Ed è per questo motivo che Burioni ribadisce come sia fondamentale l’antidoto: “Come per tutte le altre infezioni per l’immunità di gregge ci vuole il vaccino. Nel frattempo – senza paura e senza panico – continuiamo a vivere la nostra vita di sempre con qualche precauzione in più. Portare la mascherina nei luoghi affollati non è un sacrificio così drammatico, e sono sicuro che il disagio è solo questione di abitudine”.

Chi afferma il contrario mente spudoratamente.

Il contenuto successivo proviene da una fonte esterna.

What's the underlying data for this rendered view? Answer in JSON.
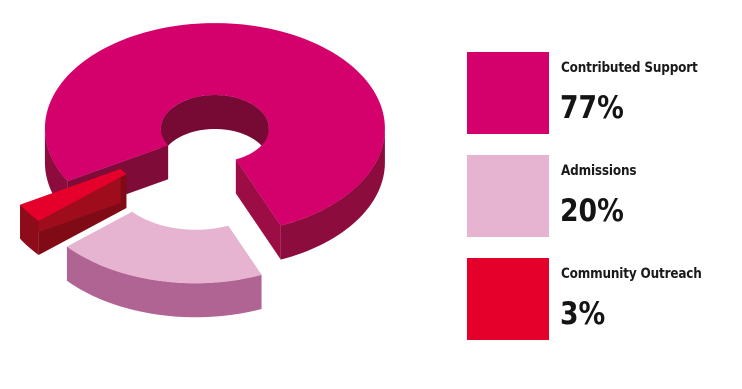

Lo sottolinea ancora una volta Burioni: “Avete sentito sicuramente diversi politici (per fortuna non italiani) auspicare il raggiungimento dell’immunità di gregge attraverso la diffusione dell’infezione naturale da Coronavirus. Uno studio recente apparso su ‘Lancet’ indica che questa strada non è percorribile”.

“Infatti, mentre in Italia le indagini sierologiche vanno a rilento – spiega ancora il virologo italiano -, iniziano a essere pubblicati i dati riguardo alla sieroprevalenza (ovvero il numero di persone che hanno nel loro sangue gli anticorpi contro il coronavirus) in zone dove l’epidemia è stata particolarmente intensa”.